I started working in the restaurant industry three years ago to help pay for my undergraduate degree back home in California. It was a small family owned sushi place, no big deal—mostly college students sake-bombing and a few locals. Fast forward to NYC last fall, where I started working at a pricey steak house frequented by mid-level professionals in Union Square.
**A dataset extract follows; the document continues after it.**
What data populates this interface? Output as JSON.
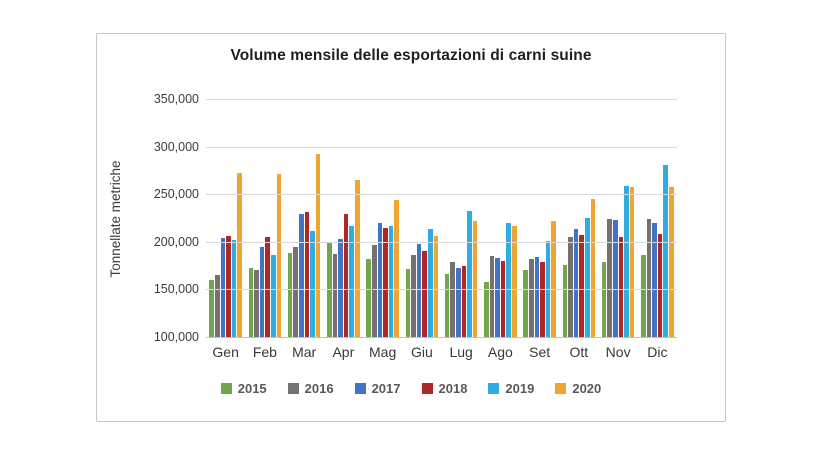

I once had the restaurant’s general manager direct me to the restroom so that I could “put on more makeup.” We called the GM several things behind his back, but the descriptions that come to mind are slimy and scumbag. He fancied himself a former boxer, actor, and all around player, but in reality, as a bartender once noted, “He’s a loser.” With enough grease in his hair to shine a shoe or two. He frequently touched the other hostess and me: a small hand on the back, rubbing on my shoulders, dancing around. The thing about touching your employees when you’re the boss, well, its not because you’re a touchy-feely person. Don’t play dumb. Touches aren’t the same for everyone and the power dynamic between the boss/employee is too great to be ignored.
So what do you do in these situations? It’s $12 an hour. I’m not exactly rolling in dough and it’s not like there aren’t new restaurant openings every other week in New York. People—the staff, the owner— notice and talk when the general manager is a jerk. And I’ve got a mouthy-mouth. Jobs are replaceable. My dignity, less so. You’d be surprised the number of happily-married men who are eager to drop off business cards (in my cleavage) on a Tuesday night.
It’s funny how your line of comfort shifts according to situations. I expect yuppie Union Square bar frequenters to be scummy, sure, but I don’t have to take it from my work environment. In fact, I refuse to. It’s taken me a bit, but I learned where my lines are for work and I expect others to respect them, too.